Veterinarians, or doctors of veterinary medicine (D.V.M.) protect the health and welfare of all animals and therefore society as a whole. They diagnose and control animal diseases, treat sick animals, prevent the transmission of animal diseases to people, and advise owners on proper care of their pets and livestock. Veterinarians also ensure a safe food supply by maintaining the health of livestock. They also protect the public from residues of herbicides, pesticides, and antibiotics that may be found in livestock. They are involved in wildlife preservation and conservation, and use their knowledge to increase food production through genetics, animal feed production, and preventative medicine.
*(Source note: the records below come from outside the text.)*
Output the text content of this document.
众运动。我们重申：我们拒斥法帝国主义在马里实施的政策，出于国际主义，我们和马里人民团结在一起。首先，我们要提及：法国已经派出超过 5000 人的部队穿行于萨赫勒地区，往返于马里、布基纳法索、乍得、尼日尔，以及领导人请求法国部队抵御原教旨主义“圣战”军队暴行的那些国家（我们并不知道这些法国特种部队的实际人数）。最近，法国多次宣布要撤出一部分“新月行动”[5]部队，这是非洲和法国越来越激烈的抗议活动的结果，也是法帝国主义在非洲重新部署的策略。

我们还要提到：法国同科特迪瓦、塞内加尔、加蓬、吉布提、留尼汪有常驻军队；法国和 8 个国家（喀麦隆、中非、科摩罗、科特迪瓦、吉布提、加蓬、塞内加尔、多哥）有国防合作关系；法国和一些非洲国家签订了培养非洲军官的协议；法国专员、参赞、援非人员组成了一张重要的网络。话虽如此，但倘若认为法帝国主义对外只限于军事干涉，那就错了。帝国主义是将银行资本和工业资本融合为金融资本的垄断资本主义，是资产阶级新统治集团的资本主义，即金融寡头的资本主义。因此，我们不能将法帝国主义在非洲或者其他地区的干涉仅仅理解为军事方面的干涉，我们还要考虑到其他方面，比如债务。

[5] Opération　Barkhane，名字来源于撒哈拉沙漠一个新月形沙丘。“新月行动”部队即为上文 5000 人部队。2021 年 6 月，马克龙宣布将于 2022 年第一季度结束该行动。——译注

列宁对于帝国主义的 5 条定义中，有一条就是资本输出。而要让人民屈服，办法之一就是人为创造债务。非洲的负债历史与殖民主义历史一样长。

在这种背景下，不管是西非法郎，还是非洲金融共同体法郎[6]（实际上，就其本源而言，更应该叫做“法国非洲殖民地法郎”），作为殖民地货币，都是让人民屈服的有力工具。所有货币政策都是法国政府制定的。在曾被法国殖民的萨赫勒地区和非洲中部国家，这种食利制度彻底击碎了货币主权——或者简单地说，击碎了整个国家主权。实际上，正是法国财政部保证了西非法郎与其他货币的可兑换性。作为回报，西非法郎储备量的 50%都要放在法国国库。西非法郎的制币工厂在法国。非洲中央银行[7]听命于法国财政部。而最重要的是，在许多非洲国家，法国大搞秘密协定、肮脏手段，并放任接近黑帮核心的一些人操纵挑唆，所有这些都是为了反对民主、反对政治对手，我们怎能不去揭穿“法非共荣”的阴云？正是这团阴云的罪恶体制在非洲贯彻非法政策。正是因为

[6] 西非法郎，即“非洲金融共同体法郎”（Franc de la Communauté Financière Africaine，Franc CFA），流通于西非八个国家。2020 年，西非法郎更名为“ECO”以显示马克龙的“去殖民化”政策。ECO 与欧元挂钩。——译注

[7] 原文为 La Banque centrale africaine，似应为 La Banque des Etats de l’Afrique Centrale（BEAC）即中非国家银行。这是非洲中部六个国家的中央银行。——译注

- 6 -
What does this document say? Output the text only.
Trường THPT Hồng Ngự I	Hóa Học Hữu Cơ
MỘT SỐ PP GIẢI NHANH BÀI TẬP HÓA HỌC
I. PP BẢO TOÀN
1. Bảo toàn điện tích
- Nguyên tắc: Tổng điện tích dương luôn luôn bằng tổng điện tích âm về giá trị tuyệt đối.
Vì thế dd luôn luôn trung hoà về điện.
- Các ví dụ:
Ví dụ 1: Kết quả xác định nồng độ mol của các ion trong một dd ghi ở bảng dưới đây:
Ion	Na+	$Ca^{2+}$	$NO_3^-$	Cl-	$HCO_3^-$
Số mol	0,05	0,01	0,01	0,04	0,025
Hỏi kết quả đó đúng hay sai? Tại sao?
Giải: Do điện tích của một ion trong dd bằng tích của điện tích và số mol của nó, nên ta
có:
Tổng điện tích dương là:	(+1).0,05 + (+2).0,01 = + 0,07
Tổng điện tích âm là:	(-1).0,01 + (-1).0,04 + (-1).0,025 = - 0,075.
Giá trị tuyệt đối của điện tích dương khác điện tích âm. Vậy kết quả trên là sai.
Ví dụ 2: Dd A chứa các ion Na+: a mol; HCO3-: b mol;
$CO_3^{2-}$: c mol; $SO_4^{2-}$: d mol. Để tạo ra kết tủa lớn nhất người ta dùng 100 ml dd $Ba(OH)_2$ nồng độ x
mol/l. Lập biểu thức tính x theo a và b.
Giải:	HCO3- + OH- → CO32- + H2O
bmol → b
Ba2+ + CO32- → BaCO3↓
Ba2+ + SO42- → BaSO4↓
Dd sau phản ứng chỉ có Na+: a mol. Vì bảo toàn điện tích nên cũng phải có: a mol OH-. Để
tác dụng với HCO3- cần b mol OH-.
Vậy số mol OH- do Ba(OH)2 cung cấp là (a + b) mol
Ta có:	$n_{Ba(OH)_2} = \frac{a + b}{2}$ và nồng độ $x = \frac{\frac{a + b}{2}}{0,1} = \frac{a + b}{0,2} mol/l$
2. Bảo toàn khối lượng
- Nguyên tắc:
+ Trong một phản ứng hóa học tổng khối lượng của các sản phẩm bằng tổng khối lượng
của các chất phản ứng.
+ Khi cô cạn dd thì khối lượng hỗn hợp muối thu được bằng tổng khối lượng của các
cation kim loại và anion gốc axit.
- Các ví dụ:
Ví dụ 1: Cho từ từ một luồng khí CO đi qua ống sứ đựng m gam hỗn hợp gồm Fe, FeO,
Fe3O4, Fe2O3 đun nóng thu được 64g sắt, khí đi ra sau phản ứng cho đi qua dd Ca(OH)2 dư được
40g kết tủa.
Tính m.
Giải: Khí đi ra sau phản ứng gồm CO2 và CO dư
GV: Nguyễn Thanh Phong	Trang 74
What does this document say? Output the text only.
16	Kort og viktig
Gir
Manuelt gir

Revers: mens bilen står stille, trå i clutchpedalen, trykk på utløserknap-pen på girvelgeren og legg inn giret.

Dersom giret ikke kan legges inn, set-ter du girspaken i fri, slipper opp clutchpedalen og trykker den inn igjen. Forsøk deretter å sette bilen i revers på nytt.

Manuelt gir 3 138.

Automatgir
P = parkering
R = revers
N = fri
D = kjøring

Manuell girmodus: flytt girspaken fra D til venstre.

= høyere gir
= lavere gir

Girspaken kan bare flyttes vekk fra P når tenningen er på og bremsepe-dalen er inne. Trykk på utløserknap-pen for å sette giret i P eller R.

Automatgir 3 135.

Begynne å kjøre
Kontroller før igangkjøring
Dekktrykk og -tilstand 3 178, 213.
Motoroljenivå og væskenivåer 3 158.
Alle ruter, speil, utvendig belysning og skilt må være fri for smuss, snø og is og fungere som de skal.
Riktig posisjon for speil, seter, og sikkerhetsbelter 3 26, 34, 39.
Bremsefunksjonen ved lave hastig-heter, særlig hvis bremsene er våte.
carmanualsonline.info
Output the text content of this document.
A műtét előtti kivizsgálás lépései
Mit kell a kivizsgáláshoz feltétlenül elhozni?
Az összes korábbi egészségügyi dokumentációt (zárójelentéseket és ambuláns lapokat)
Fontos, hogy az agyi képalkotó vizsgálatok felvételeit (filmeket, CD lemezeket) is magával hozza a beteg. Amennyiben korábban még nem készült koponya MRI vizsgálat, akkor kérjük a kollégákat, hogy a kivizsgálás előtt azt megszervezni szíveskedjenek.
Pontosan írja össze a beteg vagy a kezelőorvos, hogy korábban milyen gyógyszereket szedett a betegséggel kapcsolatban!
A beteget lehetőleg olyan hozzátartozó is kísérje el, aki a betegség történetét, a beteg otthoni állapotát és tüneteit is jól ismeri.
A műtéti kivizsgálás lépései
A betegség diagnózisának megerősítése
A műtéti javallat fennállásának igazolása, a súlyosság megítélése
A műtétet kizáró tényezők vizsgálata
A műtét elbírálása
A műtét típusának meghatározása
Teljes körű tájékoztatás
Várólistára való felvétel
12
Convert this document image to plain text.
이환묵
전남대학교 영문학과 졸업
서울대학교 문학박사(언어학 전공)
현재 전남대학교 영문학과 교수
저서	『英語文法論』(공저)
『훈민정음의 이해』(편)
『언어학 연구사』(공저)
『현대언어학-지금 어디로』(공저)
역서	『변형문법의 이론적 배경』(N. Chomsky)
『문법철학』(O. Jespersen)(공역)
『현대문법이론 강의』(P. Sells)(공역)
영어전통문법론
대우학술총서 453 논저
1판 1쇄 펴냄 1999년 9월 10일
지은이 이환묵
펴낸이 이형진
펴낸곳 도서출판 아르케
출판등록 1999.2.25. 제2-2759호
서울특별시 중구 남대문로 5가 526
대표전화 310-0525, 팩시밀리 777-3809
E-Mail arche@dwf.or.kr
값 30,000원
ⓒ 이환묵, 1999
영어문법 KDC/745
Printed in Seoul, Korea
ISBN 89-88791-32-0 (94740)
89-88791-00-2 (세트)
The doctor of veterinary medicine degree requires a minimum of six years of college, with at least two years of pre-veterinary study that emphasizes physical and biological sciences and a four year veterinary medicine program. This program is composed of three years of classroom study with a final year of clinical rotations. Most successful applicants have completed four years of college before being accepted by a veterinary medicine program. Admission is highly competitive, and candidates with animal- or veterinary-related experience are preferred. In Texas, graduate programs leading to the master of science (M.S.) and doctor of philosophy (Ph.D.) degrees are available, as well as joint D.V.M./M.S and D.V.M./Ph.D. degree programs.
Texas requires that veterinarians be licensed to practice private clinical medicine. They must pass one or more national examinations and a state examination for licensure.
According to the Texas Workforce Commission, the average annual salary for a veterinarian is $62,640.
Related health care fields include veterinary assistant and veterinary technician.